Recent research has shown that the northwest side of Arsia Mons may have been covered in glacier ice, judging by marks in the terrain that resemble those left by glaciers in Antarctica’s McMurdo Dry Valleys. Around that time, about 210 million years ago, the volcano was active, spewing out lava from beneath the ground and melting some of the thick layer of glacial ice above.
Scanlon looked for certain shapes in the lava that would reveal the conditions under which the lava was coming out. She found a number of striking forms, including pillow-like lava, which extrude into giant rounded globules. On Earth, these pillows form under immense pressure at the bottom of the ocean. On Mars, it could mean the lava was under extreme pressure because it was squeezing out from underneath a glacier.
Two of the liquid bubbles caused by subsequent melting in the solid glacial ice would have held about 40 cubic kilometers of water each, making each of them roughly a third the size of Lake Tahoe. The water in these deposits could have remained liquid for centuries or more, the researchers said.
Microbes trapped in a subglacial lake, in freezing temperatures, total darkness and high pressures may sound extreme, but organisms do it on Earth too. A recent study of ice cores from a subglacial lake in Antarctica found DNA from a variety of microbes living more than 2 miles beneath the ice.

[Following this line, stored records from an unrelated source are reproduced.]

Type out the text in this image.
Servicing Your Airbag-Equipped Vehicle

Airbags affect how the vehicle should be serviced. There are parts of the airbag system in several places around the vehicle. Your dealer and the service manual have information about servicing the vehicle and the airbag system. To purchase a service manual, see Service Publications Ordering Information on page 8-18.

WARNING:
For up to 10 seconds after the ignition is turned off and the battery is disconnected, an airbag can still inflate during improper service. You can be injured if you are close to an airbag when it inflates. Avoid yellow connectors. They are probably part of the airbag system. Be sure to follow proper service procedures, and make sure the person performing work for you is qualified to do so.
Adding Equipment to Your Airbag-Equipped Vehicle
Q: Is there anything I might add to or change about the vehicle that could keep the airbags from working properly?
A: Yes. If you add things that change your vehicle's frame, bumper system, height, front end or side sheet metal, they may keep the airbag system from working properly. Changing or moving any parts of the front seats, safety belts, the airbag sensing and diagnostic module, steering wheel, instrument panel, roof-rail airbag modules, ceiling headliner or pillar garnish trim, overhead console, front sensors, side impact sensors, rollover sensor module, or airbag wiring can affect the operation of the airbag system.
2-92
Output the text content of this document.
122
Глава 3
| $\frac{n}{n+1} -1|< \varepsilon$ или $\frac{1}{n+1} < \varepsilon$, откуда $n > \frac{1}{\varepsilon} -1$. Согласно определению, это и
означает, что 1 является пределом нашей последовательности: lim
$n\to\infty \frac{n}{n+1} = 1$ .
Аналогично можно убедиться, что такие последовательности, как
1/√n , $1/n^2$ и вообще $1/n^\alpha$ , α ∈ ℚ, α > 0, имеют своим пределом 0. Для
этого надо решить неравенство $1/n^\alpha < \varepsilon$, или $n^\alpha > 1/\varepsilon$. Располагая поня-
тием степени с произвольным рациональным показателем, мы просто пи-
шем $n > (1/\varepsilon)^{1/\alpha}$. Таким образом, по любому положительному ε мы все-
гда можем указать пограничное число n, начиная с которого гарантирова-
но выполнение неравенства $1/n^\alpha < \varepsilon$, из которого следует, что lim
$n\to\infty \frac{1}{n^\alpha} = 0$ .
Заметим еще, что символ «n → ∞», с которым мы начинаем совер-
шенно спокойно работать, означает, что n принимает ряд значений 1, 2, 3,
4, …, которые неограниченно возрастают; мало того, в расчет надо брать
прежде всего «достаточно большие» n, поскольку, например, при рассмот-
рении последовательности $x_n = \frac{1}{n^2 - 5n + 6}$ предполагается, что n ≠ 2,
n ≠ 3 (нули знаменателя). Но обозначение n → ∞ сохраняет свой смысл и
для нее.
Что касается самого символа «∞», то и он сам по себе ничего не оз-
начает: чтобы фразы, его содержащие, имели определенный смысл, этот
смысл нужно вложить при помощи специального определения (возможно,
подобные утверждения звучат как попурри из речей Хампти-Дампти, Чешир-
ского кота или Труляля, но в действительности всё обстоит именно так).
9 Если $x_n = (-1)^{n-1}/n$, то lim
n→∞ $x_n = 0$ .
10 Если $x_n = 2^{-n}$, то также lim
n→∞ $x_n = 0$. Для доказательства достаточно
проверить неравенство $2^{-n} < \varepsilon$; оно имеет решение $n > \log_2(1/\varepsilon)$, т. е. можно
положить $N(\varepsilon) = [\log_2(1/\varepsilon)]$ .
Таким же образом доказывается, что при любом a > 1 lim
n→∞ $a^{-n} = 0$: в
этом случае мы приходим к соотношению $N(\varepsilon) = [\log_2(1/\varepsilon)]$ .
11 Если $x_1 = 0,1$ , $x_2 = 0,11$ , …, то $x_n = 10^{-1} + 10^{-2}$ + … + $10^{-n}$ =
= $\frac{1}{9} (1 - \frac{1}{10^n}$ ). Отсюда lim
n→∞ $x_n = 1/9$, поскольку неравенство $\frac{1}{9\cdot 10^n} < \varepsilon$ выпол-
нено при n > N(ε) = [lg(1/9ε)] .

Of course, even a potentially life-friendly zone like Arsia Mons would not have lasted long on geological timescales. At its best, it could have potentially hosted microbes that had already emerged billions of years before, when Mars might have been warmer and wetter.
So the most important thing to understand is whether Mars was habitable more than 3.5 billion years ago, very early in its history, Scanlon noted. If not, then Arsia Mons’ habitability is probably moot. NASA’s Curiosity rover recently dug up some rock in Gale Crater and found some very watery environments rich in chemical building blocks for life. Just before the launch of the atmosphere-testing MAVEN mission last year, NASA released a stunning video of a past Mars, filled with puffy clouds and blue lakes.
But whether much of Mars was so life-friendly, and how long this wet era may have lasted, is up for debate. The less common these life-friendly spots were, and the shorter-lived they were, the less likely that life was able to emerge on the Red Planet. For now, the jury’s out on that mystery.
“If we can confirm that there was life around then, then our next question is, how long was it able to survive, and could there still be dormant microbes lying somewhere around on the surface?” Scanlon said. “I think Arsia Mons would be a good site to answer questions like that — if that does become a question.”